Vesper sighed. Jasmine steeped the air. The gentle hum of harp flower warbled as wind spun through the garden. The low-growing vine, native to her home in Elvenvale, grew tight little fronds that sang with the right slant of breeze. The chartreuse vine with its indigo buds had sprouted along the rock wall a few weeks after her arrival. Perhaps another elf worked at the palace.
Cosmo drummed the side of the basin. “I heard about your little subversion with Hebble.”
That wasn’t a surprise. The story circulated back to Vesper by a pageboy who didn’t know who she was.
Hebble, the royal dressmaker, had ruffled Vesper from the start with her incessant critiques and condescension. But when Hebble denied her the privilege of attending the Solstice Ball and then ordered her to make a dress for Hebble to wear to the event, Vesper’s rage seethed. In retaliation, Vesper gathered webs from glow spiders and painstakingly wove an image of an ogre into the bodice of Hebble’s gown, which only appeared under the glow of candlelight on the night of the ball. After much berating, Hebble demoted Vesper to laundress.
Despite the punishment, her chest still glowed with the memory of laughter undulating down the halls and the grimace on Hebble’s face when she stormed into the servants’ quarters. An ogre wasn’t far from reality.
Vesper glanced up from her washing.
Cosmo’s crooked smile matched her own. “Very crafty. But are you trying to get yourself dismissed?”
Vesper dried her hands on her apron. “I miss home.”
It had been three months since she left, conveyed in the royal carriage to study under Hebble. The Fairy Royals prized Elven women for their impeccable vision and skilled needlework, and somehow, Vesper’s praises had reached the palace.
Cosmo flipped the water bucket and sat, his massive form ridiculously oversized for the seat. “What do you miss most?”
Vesper shook her head.
She had already prattled on about Elvenvale countless times since they met. She missed it all. The soaring forests of Moon trees and the wild dragons who feasted on their treetop fruit, the inlet beaches sparkling with mermaid shells. Their tiny cottage with a leaky roof. Ma and Fa, most of all.
Vesper’s heart squeezed with longing. She blinked away the tears, though her giant eyes would betray her childishness.
Cosmo’s steady gaze encouraged her.
“Everything,” she answered.
Cosmo leaned against the stone wall beside the basin. “We all miss home. I would enjoy more company for my moonlight guard, but few fairies prefer night to day. Or elves.” He grinned. His eyes softened. “You are talented.
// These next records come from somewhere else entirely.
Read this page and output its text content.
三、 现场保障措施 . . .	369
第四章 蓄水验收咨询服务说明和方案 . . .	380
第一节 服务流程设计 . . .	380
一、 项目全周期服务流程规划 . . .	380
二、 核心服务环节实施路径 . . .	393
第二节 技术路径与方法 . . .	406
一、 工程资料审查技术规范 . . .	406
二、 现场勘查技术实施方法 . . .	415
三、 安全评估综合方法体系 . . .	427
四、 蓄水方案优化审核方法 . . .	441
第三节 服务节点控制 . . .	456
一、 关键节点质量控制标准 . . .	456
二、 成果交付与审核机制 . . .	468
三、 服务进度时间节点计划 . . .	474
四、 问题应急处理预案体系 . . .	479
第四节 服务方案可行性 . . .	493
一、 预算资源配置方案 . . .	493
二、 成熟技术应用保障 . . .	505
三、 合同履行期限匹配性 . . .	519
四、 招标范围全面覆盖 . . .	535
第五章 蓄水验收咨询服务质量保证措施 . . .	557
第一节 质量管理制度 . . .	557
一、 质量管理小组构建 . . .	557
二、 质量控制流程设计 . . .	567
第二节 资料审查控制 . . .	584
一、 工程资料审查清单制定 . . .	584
You should be proud to work at the palace. Someday, you could be the royal dressmaker.”
Vesper slackened against the wall. “Oh, the joy of endless stitching for the beautification of spoiled fairies.” She wrinkled her nose. “They flap their pretentious wings around, as if their superiority stems from their elevation above the ground.”
Cosmo laughed huskily, his sharp cuspids gleaming. “Don’t do it for them. Do it for Elvenvale. For your family. Make them proud.”
He knelt and retrieved something from the ground by the rock wall.
Vesper’s heart drummed faster as he ambled beside her, closer than before.
Cosmo took her hand, his calloused fingers cupping hers. “And when you miss home, find the things that make you feel close.”
In her palm, he dropped a delicate frond of harp flower.
Her eyes ticked up to his, trying to find a way to ask how he knew, and in the same moment realizing from his canine smirk that he had planted the flower.
Her stomach flipped with something like homesickness, only sweeter.
“You better get washing, Vesper, dear. You have a royal dressmaker to usurp.”
Cosmo settled onto the stool and doused another gown in the basin. His eyes met hers with a playful flash.
Vesper recovered the soap from the water, her cheeks burning.
Perhaps there were no other elves in the palace.
But there were also no Cosmos in Elvenvale.